前一段时间数据挖掘组的同学向我返回说自己的一段pyspark代码执行非常缓慢,而代码本身非常简单,就是查询hive 一个视图中的数据,而且通过limit 10
限制了数据量。
不说别的,先贴我的代码吧:
from pyspark.sql import HiveContext
from pyspark.sql.functions import *
import json
hc = HiveContext(sc)
hc.setConf("hive.exec.orc.split.strategy", "ETL")
hc.setConf("hive.security.authorization.enabled", "false")
zj_sql = 'select * from silver_ep.zj_v limit 10'
zj_df = hc.sql(zj_sql)
zj_df.collect()
sql语句仅仅是从一个视图中查询10条语句,按道理说,查询速度应该非常快,但是执行结果是:任务执行了30分钟也没有执行完。视图对应的表的数据文件格式是parquet格式。
可能原因1:难道是因为我们使用了旧版的python api吗?因为我们的2.1.0 版本,通过查看2.1.0版本的spark对应的pyspark API specification ,我发现这样一句话:
class pyspark.sql.HiveContext(sparkContext, jhiveContext=None)
A variant of Spark SQL that integrates with data stored in Hive.
Configuration for Hive is read from hive-site.xml on the classpath. It supports running both SQL and HiveQL commands.
Parameters:
sparkContext – The SparkContext to wrap.
jhiveContext – An optional JVM Scala HiveContext. If set, we do not instantiate a new HiveContext in the JVM, instead we make all calls to this object.
Note Deprecated in 2.0.0. Use SparkSession.builder.enableHiveSupport().getOrCreate().
和
class pyspark.sql.SQLContext(sparkContext, sparkSession=None, jsqlContext=None)
The entry point for working with structured data (rows and columns) in Spark, in Spark 1.x.
As of Spark 2.0, this is replaced by SparkSession. However, we are keeping the class here for backward compatibility.

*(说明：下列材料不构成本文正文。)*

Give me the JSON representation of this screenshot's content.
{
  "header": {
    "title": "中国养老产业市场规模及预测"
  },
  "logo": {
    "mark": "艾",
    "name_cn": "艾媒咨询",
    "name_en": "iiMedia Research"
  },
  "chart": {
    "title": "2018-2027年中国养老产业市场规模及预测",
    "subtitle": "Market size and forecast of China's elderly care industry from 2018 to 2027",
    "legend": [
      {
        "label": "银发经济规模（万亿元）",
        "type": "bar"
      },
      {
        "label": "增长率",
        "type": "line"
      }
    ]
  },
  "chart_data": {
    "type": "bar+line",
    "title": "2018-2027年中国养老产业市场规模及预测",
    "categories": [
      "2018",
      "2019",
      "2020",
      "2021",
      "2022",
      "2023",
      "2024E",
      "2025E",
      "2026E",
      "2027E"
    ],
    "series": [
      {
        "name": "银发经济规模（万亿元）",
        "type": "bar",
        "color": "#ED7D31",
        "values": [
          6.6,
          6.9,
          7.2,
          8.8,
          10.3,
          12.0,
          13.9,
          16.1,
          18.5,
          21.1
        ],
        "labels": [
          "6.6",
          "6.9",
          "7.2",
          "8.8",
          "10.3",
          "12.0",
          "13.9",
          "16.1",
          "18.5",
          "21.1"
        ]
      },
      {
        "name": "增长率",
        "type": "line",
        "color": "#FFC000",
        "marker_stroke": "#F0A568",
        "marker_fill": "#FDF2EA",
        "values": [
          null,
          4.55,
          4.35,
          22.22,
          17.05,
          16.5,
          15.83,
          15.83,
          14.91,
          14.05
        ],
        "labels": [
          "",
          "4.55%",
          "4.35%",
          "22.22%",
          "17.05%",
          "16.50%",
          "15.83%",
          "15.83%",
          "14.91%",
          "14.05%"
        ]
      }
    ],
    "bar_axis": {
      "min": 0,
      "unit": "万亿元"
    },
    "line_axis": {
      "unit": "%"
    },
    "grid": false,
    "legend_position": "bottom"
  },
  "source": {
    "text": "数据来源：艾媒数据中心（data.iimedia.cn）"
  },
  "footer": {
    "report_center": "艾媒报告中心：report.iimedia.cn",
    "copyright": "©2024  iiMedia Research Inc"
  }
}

A SQLContext can be used create DataFrame, register DataFrame as tables, execute SQL over tables, cache tables, and read parquet files.
2.0+ 版本的spark已经不推荐我们使用SQLContext
、HiveContext
,虽然初步推断是这个导致问题的可能性不大,因为尽管我们使用了旧的api,但是spark server确是最新的啊,总不至于旧的api依然使用旧的spark服务器吧?但是,我还是尝试使用新版spark推荐的SparkSession
方式去
调用,结果在预料之中,执行效率没有改变。排除这个原因。
可能原因2:由于查询的是一个view,与普通表不同,在查询view的时候会增加一些额外的查询操作以首先构建view的查询结果,然后基于构建的view数据进行查询。
因此怀疑是是否因为这个view的创建语句含中有join等操作,导致子查询长期无法完成,因此查询速度缓慢,如果猜想正确,那么这条sql语句在hive中直接执行,速度应该也是非常缓慢的,于是通过beeline执行该sql,速度非常快,而且,查看这个view的创建语句:
CREATE VIEW `zj_v` AS SELECT `zj`.`hdate`,
MD5(`zj`.`firmid`) AS `FIRM_ID`,
`zj`.`allenablemoney`,
`zj`.`alloutmoney`,
`zj`.`zcmoney`,
`zj`.`netzcmoney`,
`zj`.`rzmoney`,
`zj`.`rhmoney`,
`zj`.`minmoney`
FROM `SILVER_SILVER_NJSSEL`.`ZJ`
并没有join等操作,只是一个简单的查询。因此排除这个原因。
可能原因3:spark本身的解析引擎有问题
通过beeline使用的hadoop 的 mapreduce引擎做的文件解析和查询,spark使用的是自己的sql引擎做的解析。那么,是不是spark执行引擎没有一定的优化呢,于是,我在spark-sql中执行查询,结果显示,查询效率很高,大概2s返回结果。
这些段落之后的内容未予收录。